3.  Every child eventually learns to speak legibly, feed themselves, use the potty alone, dress themselves, tie their shoes and read. Relax about when it happens. It will happen. Remember that the windows of typical developmental milestones are based on broad averages. Which means that some may fall outside those windows a little bit. But most kids eventually catch up. And if your child doesn’t, you’ll figure the best way to help.

4. Decide what you’re going to stick to your guns about. For us, one thing was meal preparation. I made one meal and everyone either ate it or not. No making separate foods for kids. And that meant planning meals I thought they’d like most of the time. But we certainly didn’t only eat kid foods.
5. Sometimes it’s okay to break the rules. And for me that was the “back to sleep” rule that said never put a baby to bed on their tummy. I remember when one of my babies simply wouldn’t sleep and after days of no sleep I was exhausted, weepy and feeling helpless. I talked to a good friend who’s a pediatrician who said, “Ann, if the only way he will sleep is on his stomach, then put him on his stomach. It’s more important that both he and you get some rest so you can be healthy.” So I did. He slept better, I slept better and life was good again. I just needed permission from someone I trusted because I happen to be a big rule follower.
6. Bored kids are more creative. Eventually. 
7. Try to find some humor when your kids get on your last nerve. One of my pet peeves was when I’d fold the clothes, have them stacked in piles by who they belonged to and then when I turned my head a toddler would come undo everything I just did. GGGGRRRRR!!!  Seems so silly now looking back at it but at the time I would get so mad! So try to laugh. They’re just being toddlers. That’s what toddlers do. They undo things. It’s what they’re best at.
8. Temper tantrums don’t last forever. They usually don’t even last 5 minutes.
9. Need to get a baby to sleep? Cradle them in your arms, sway side to side, pat on the back rhythmically. Faster at first while they’re crying, then slow, slow, slow it down as they begin to drift off. Lay them in the crib while they’re ever so slightly awake, then keep the rhythmic pat going, slow, slow, slow it down. Then TIPTOE out of the room. Or just put them in the crib with a lovey and some soft music. Eventually sleep will come. Or at the very least, you can breathe for a minute.
10. Thumbs don’t get lost. Pacifiers do.  Yes, they might suck that thumb too long. And do you know any healthy adults who suck their thumb? Unlikely. So relax.
11. We don’t do tit-for-tat at our house. Sometimes somebody gets something that another person doesn’t. Trust us to treat you fairly as individuals.
12. Keep vacations simple. Away from long lines, crowds, and vendors hawking expensive crap at kids’ eye level. Our favorite vacation was a cabin rental at the river with another family. I know lots of people love Disney. We tried it once, for us it was the antithesis of relaxation (long lines, crowds, vendors hawking expensive crap).
13. When your kids tell you how bad/mean/ugly another child was being, respond with an attitude of care. “He sounds really upset.
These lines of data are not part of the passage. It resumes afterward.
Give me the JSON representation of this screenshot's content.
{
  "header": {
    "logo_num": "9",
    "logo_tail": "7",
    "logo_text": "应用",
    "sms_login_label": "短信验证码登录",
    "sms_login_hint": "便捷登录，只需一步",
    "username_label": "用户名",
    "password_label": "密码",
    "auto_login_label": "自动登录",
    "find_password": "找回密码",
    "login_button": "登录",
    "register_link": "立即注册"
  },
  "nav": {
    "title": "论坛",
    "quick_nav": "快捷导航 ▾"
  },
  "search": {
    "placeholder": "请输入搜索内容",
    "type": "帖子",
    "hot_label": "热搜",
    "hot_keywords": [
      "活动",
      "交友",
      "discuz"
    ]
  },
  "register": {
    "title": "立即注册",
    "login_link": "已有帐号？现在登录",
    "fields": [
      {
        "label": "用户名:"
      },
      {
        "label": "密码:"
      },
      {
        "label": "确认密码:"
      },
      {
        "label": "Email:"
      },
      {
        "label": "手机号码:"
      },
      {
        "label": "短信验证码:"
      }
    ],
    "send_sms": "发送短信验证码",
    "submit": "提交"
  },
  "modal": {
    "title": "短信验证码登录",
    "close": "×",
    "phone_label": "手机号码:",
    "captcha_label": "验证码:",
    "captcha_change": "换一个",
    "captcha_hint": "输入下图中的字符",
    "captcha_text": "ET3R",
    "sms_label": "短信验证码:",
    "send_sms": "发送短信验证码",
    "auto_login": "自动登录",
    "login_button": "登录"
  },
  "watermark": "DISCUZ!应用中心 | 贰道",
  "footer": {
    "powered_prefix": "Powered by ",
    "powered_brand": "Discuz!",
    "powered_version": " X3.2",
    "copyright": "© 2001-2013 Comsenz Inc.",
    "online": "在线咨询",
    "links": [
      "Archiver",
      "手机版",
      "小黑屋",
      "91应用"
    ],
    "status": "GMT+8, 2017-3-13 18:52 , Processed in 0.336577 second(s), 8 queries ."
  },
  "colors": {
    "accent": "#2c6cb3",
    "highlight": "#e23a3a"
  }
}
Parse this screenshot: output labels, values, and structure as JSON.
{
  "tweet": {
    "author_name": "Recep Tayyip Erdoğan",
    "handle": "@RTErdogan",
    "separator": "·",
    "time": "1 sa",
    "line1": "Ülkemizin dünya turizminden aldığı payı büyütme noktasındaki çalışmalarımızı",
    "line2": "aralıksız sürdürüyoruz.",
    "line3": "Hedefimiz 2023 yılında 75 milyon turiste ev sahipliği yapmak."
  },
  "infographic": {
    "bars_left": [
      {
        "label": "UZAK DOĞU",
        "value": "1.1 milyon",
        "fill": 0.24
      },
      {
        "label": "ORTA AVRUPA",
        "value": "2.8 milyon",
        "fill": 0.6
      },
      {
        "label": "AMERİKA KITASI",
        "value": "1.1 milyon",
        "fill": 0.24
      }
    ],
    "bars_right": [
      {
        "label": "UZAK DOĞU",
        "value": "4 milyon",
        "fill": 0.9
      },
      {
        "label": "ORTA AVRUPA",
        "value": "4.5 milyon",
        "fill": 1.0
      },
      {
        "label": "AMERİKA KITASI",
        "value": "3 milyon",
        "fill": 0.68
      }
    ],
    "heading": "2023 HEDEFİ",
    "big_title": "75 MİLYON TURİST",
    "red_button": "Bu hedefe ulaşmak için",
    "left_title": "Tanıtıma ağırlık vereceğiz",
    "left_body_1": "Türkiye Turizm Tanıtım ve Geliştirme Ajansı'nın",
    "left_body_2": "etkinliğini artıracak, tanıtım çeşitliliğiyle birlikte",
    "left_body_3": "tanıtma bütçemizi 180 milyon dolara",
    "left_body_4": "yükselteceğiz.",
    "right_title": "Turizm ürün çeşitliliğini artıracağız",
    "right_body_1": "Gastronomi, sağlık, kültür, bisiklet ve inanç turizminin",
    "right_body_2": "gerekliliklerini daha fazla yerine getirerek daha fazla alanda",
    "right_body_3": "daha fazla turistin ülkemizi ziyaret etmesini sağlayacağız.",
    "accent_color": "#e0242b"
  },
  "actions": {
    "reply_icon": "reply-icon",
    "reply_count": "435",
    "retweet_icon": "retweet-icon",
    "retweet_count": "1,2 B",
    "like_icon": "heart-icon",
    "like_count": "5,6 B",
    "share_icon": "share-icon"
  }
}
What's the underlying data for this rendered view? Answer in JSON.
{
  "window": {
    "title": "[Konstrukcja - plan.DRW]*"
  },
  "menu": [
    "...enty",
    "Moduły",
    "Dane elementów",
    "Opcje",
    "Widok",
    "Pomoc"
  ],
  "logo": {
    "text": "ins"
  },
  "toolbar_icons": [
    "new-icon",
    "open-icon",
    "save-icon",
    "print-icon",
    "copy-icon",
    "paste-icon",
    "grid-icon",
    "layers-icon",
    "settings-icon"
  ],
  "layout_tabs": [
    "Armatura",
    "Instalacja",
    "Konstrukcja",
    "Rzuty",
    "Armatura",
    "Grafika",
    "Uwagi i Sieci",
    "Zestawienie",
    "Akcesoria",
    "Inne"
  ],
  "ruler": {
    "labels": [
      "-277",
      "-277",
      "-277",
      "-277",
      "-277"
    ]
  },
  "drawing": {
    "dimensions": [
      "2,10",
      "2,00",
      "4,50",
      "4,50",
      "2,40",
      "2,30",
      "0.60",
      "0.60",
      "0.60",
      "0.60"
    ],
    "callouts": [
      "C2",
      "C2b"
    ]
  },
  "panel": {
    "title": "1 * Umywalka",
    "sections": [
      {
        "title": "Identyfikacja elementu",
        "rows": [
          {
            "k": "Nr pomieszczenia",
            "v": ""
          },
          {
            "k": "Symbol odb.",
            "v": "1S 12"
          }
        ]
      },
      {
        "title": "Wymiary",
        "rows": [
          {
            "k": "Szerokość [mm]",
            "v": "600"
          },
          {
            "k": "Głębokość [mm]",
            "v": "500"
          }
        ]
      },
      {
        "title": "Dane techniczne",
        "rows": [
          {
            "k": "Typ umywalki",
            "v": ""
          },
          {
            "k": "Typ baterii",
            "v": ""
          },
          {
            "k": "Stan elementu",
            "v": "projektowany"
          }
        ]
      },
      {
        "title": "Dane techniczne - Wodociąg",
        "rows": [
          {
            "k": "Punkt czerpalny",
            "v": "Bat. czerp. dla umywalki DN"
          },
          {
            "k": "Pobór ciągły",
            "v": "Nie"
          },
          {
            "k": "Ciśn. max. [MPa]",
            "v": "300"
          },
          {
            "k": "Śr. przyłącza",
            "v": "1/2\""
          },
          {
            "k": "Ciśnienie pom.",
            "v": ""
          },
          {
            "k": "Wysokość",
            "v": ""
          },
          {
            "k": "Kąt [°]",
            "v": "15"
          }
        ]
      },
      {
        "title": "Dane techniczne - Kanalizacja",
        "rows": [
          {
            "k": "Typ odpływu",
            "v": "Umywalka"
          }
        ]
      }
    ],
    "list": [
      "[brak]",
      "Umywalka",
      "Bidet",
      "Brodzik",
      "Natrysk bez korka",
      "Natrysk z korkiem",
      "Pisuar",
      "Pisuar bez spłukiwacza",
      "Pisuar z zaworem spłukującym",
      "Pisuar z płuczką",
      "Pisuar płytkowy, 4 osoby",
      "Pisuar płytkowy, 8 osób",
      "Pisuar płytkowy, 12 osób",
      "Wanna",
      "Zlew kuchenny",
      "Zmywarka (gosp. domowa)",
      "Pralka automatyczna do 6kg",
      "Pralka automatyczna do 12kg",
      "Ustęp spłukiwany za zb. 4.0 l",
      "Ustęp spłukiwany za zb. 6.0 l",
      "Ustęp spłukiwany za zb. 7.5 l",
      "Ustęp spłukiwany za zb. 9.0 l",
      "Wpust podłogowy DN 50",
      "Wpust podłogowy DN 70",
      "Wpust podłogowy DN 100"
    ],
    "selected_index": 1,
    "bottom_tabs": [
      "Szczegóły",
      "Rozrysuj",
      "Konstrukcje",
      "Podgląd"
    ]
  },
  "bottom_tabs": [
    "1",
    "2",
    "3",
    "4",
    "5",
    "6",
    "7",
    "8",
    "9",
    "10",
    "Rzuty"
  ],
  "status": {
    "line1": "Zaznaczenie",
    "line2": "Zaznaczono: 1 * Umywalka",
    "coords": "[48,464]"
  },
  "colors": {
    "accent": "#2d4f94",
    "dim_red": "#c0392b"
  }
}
Something must be going on to make him feel so angry.”  Or “I’m sorry the other kids were making fun of _____. Someone has taught them to be mean.”  “Hurting people hurt people.” This fosters empathy and understanding not criticism.
14. Keep the ingredients on hand to make two important recipes: chocolate chip cookies and homemade play dough. When the mood strikes, and it should strike frequently, bake cookies together. Insist on a big glass of milk with their warm cookies to curb the sugar high. And play dough soothes cranky kids. Here’s the recipe.
15. Protect your kids from information that is beyond their ability to make sense of or that would elicit fear. Protect them from violent tv or movie scenes, distract them when you drive by a nasty car accident, turn off the news, etc. You can’t undo scary images. Give just enough information to satisfy their curiosity. During the Bill Clinton-Monica Lewinsky scandal, my 8 year old asked, “Mom, what did President Clinton do wrong?”  I said, “He kissed a woman who wasn’t his wife and then lied about it.” She really didn’t need the details. None of us did for that matter.
16. Shoes are overrated. Let ’em go barefoot. Babies learn to walk easier, preschoolers climb better and turns out walking barefoot supports brain development.
17. No TV or screens during meals. If you have nothing to talk about, play a game. We played speed scrabble during dinner a lot when the kids were teenagers and didn’t want to talk. Because that’s what teenagers do, they go fully inward. My husband called it ‘cocooning’. It doesn’t last too long.
18. If you’re around a swimming pool, never ever take your eyes off the pool. I still shudder as I recall seeing our child bobbing underwater. It happened 2 times that I remember. Those pictures will never leave my brain.
19. Teach your little kids to cook. They love to help and will eat what they make themselves. This served us well in the teen years, when everyone’s favorite dinner was “make your own”.
20. Don’t cuss in front of your kids. Unless you want them to.
21. Taking care of young children is lonely business and gets quite mundane. Figure out what you need to bring yourself joy in the midst. For me it was exercise videos and playing the piano.
22. I was secretly glad when my kids were sick and I could get out of going places. Yes, I’m a bit of an introvert. And I’m talking about just sick enough to warrant staying home – like a fever of 99.9 or a bit of a green runny nose… not bad sick. I’m not an ogre.
23. Trust your mama/papa bear instincts. They are there for a reason. Kids need our protection.
24. Just when you think you can’t stand another minute of a challenging behavior, like biting, hitting, whining, tantrums, sulkiness and so on, it changes. Those behaviors are indicative of movement to the next stage of development. It takes a lot of emotional energy to grow up. Eventually maturity happens. 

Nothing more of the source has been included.